Microsoft Digital Employee Experience (MDEE) is building an integrated security controls strategy for Internet of Things (IoT) devices that interact with corporate data or that help ensure human life safety. The IoT consists of all the connected devices that can collect and process data. It represents a new and evolving landscape, in which technology is further integrated into our personal and work environments, driving productivity, efficiency, and convenience.

As technology continues to evolve, groups across Microsoft are using the IoT to automate monitoring, work tasks, and accessing information. The IoT provides efficiency and convenience at Microsoft campuses by automating conference room devices, monitoring datacenters, monitoring and controlling smart building systems, and interacting with HoloLens devices. Other segments at Microsoft, including manufacturing, sales, and retail, use solutions that are built on IoT devices. Many employees regularly use the IoT outside of work for home appliances and smart vehicles.

Our cloud-only future has new rules, including anything that can be connected, will be connected. We are designing security controls and practices to address the sheer number of devices and security paradigm shifts that come with moving our business assets to the intelligent cloud, using the intelligent edge and its millions of IoT devices.

Business challenge

Things are moving fast; the IoT industry is growing and evolving. There are thousands of different devices and manufacturers, which causes some industry-wide concerns about whether IoT devices can be managed securely and reliably. Our traditional methods for securing devices and data were based on the assumptions that devices can be monitored, information can be encrypted, and the flow of data could be monitored by human oversight. IoT devices often have no intelligence of their own and constantly collect and process small amounts of data, which makes them difficult to monitor.

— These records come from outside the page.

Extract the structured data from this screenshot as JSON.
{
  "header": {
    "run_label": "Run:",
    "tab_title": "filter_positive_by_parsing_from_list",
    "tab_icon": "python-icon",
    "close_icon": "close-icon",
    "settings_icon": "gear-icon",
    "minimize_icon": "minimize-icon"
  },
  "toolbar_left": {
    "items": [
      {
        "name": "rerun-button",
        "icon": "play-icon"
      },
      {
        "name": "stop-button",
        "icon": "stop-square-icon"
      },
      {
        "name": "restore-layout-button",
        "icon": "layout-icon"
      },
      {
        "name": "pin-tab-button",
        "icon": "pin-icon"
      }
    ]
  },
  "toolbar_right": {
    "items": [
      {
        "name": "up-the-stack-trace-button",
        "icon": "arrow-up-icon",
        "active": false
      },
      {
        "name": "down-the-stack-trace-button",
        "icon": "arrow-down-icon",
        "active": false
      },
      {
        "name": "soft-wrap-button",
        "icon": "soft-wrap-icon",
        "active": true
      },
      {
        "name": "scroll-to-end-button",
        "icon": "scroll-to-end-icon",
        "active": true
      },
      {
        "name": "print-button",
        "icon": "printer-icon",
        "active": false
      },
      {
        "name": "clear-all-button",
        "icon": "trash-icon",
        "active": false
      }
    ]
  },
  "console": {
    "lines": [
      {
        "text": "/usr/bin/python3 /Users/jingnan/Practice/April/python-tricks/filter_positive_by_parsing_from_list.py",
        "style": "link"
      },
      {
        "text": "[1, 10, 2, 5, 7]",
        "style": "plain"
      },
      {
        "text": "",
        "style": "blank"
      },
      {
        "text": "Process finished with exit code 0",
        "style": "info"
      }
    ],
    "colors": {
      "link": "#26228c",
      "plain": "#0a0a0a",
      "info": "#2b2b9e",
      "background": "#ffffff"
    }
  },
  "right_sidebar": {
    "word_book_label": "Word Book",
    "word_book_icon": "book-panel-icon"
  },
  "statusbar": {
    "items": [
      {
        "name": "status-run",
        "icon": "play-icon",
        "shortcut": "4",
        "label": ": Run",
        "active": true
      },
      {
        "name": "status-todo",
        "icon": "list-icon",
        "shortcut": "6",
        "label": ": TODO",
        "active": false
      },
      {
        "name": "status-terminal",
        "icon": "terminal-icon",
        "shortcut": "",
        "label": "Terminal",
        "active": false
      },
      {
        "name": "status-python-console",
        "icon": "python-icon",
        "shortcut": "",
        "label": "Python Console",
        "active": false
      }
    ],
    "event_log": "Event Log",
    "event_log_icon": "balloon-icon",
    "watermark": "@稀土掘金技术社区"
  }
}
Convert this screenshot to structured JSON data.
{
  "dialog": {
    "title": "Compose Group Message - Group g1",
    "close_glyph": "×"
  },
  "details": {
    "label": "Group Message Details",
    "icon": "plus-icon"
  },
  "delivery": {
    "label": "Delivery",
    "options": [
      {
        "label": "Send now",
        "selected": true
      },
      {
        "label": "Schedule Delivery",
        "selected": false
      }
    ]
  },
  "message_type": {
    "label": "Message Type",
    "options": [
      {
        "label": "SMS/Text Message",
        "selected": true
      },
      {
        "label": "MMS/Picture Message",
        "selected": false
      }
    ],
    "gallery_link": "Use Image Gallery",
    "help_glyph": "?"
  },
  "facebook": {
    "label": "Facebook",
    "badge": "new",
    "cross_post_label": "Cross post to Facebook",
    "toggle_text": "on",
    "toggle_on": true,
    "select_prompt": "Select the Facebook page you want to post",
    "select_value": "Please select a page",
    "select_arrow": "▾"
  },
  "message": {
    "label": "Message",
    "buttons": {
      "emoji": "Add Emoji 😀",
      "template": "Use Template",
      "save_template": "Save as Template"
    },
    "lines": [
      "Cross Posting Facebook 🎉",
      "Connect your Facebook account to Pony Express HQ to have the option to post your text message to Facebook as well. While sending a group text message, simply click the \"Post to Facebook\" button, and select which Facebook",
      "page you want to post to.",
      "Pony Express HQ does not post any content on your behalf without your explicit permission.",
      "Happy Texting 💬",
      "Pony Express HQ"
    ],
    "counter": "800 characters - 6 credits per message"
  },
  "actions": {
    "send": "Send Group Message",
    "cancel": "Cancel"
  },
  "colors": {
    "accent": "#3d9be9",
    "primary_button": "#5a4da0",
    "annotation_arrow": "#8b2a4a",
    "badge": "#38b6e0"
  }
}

Implementing IoT security controls

We have not yet implemented a dedicated tracking system for all IoT efforts at Microsoft, but we are working closely with known IoT initiatives, including:

• Automated meetings with Microsoft Graph and Surface Hub.
• Beacon devices in Microsoft facilities that offer peer geolocation information.
• Proximity-based meeting booking.
• Beacon-based asset tracking.
• Smart parking.
• Facility monitoring and optimization.

We are creating comprehensive use cases that define the risks, impacts, and probability for each threat.

Defining enterprise scenario risk levels

We define and document threats and risks for each type of device, and we use the scope of impact to define the enterprise risk level for each enterprise scenario. A simple IoT sensor that can detect a person might be used to turn up the lighting in a walkway—it could also be used by a rescue and response team to find people in a disaster. Even the simplest sensor can be used in a critical scenario, so we needed to develop a strategy to help us define high-risk scenarios and how we can implement controls and policies to help mitigate risks. Appendix A contains a more comprehensive list of some known threats and our mitigation strategies.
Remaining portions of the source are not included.